Take patents, for instance. They are, we are told by the Internal Market DG, vital for the competitive future of Europe. The Industry and Enterprise DG seems to agree. For Europe to take its rightful place at the heart of the global knowledge economy, so the message goes, we need a Community patent and one that is attractive to European SMES, all of which must be educated to use the patent system far more than they do at the moment. And alongside a Community patent we need a single European patent jurisdiction through which we can end the current patchwork of often contradictory decisions in patent cases handed down by national courts. On top of this, just three years ago the Commission was telling us that we needed a Computer Implemented Inventions directive to harmonise the treatment of software patents, again to help SMEs and to provide certainty in the software market. In short, the Commission tells us that patents are good and patents are vital to Europe’s prosperity.
But wait a minute. Move over to the Competition DG and the message changes. There patents are a problem. Patents do not create opportunities, but monopolies; they distort markets and they deny consumers the choices they deserve; their use, as well as the people who use them, has to be controlled. Hence, the Technology Transfer Block Exemption; hence the decision to tell Microsoft what they could and could not license, to whom and at what price.
And now, the DG for Informatics is getting in on the act. In the recently published European Interoperability Framework for pan-European eGovernment Services - a document that “provides a series of recommendations and defines generic standards with regard to organisational, semantic and technical aspects of interoperability, offering a comprehensive set of principles for European co-operation in eGovernment” – we are specifically told that only open source software can be used in the development of interoperability systems. Any software that may be protected by patents can only be integrated if the owners agree that the “standard is made irrevocably available on a royalty free basis”. So, a go-getting and smart European SME may well have invested significant time and money in developing world-class software. It may have followed the advice of commissioners McCreevy and Verheugen to get patent protection, but when it comes to putting that software into a potentially lucrative pan-European project, it’s no can do.
It is possible, I suppose, that this is something that has been agreed by all the DGs with an interest in patents. But if this is what has happened, the Commission needs to come out and explain exactly how it represents a coherent approach to patents and patenting. If the Commission does not, or cannot, do this, then there really can be only one conclusion. And that is that the left hand does not know what the right hand is doing; each DG looks at patents and IP in a vacuum and there really is no meaningful discussion of IP on a Commission-wide basis, and neither is there a coherent European IP strategy. If this is the case, the damage it is doing to Europe at a time when countries such as China and India, not to mention the US and Japan, are putting IP centre stage, is incalculable.

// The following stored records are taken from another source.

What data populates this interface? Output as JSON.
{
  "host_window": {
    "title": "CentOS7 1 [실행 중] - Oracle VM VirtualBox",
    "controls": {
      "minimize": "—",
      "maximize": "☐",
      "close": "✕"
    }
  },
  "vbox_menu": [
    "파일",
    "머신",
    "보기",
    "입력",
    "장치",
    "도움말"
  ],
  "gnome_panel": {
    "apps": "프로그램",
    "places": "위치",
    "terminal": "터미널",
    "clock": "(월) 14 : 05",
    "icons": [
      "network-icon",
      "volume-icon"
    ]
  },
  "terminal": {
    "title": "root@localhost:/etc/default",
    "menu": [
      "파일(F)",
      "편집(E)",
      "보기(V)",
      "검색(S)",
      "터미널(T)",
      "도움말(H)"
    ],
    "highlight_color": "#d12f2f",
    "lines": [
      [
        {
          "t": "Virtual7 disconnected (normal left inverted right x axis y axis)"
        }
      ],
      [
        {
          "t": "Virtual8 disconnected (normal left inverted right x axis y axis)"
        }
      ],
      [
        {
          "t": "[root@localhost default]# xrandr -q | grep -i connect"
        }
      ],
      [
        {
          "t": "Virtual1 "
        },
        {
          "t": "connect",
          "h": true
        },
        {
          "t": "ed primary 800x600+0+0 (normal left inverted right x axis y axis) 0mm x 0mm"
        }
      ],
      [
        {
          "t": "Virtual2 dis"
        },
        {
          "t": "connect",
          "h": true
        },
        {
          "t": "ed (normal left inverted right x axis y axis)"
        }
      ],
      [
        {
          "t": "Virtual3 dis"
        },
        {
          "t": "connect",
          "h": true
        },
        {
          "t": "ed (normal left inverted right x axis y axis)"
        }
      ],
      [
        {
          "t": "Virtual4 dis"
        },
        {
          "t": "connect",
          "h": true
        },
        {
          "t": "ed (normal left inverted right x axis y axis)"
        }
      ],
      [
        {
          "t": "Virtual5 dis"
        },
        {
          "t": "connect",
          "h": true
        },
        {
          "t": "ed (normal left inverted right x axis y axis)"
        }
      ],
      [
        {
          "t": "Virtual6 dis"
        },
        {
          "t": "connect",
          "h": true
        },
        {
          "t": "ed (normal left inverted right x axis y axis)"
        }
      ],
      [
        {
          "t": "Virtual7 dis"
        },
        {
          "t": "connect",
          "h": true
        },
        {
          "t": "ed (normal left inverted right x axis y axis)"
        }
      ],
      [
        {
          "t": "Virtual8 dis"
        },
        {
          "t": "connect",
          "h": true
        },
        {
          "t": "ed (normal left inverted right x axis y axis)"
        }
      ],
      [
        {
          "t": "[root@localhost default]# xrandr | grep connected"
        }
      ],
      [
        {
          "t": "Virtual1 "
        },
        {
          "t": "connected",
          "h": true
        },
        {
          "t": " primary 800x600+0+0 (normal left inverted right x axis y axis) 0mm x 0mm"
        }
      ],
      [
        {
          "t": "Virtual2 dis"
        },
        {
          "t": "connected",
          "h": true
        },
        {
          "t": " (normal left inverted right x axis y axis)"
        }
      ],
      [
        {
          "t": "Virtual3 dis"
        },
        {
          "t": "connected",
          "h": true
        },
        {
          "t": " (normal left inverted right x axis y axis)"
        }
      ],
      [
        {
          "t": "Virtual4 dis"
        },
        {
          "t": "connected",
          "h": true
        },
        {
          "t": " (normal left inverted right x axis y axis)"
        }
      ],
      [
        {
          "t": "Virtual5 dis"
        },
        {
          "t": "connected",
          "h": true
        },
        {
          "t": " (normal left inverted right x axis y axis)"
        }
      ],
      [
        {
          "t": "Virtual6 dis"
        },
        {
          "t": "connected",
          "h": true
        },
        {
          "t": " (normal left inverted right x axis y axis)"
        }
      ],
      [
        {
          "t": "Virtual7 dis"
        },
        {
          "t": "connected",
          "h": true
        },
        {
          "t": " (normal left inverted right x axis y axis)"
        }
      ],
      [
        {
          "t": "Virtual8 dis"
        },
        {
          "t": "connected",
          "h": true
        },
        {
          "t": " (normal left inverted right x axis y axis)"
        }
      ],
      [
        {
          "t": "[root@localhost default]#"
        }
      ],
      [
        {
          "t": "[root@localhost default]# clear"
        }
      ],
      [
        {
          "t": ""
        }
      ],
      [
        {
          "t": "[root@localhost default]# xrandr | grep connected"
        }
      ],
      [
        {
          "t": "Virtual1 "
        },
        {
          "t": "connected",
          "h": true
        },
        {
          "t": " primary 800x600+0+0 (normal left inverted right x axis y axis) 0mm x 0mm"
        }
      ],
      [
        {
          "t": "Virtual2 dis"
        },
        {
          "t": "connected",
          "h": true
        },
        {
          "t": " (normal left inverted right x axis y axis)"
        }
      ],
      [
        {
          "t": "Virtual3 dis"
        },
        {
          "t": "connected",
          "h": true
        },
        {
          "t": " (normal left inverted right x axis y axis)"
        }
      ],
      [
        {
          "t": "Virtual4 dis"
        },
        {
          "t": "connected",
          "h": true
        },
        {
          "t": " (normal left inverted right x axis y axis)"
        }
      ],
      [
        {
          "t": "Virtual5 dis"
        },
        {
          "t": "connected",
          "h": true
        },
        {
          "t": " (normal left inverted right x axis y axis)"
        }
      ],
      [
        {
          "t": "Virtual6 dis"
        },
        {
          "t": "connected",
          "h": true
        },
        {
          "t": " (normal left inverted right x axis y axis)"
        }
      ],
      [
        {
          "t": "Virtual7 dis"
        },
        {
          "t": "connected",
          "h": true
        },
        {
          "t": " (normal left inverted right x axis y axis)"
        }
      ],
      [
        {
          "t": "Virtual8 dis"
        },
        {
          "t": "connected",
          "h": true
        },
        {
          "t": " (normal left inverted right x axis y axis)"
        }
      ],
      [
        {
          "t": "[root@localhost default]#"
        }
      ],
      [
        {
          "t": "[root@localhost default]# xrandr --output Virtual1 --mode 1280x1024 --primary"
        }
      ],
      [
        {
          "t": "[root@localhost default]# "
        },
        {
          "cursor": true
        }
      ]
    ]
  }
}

As a citizen, I should not be forced to pay anybody just to talk to my government. And if the government forces the use of royalty bearing IT standards to communicate with them, that's the citizens that pays at the end.
And the royalties for most IT standards are not going in the pocket of European SMEs.
And when it comes to paying royalties, European SMEs are the first to pay.Benjamin Henrion, FFII on 01 Jul 2008
That is some really grand rhetoric, too bad it is completely bogus argument in reality. We nearly ALWAYS pay something to talk to our government:
- If you are a writing a letter to the government (and are not a complete scofflaw) you must buy the paper, the envelope, the pen, and the stamp with which to send it all.
- If you pick up your GSM phone to call the government, that cost of the equipment and services are paid in some way by you the citizen, and that includes all the patent royalties tied up in the GSM standard.
- Even if you decide to walk into the government offices, you either need to pay for the overpriced gas to get you there (not to mention the various patent royalties that go into the cost of your car) or bus fair.
That's the problem with all this grand rhetoric around "open standards," it all sounds fantastic until you look at what it means in the real world.
The Danish seemingly realized that earlier this year, when they unceremoniously postponed their equally ridiculous plan to move to all open, royalty free standards this year.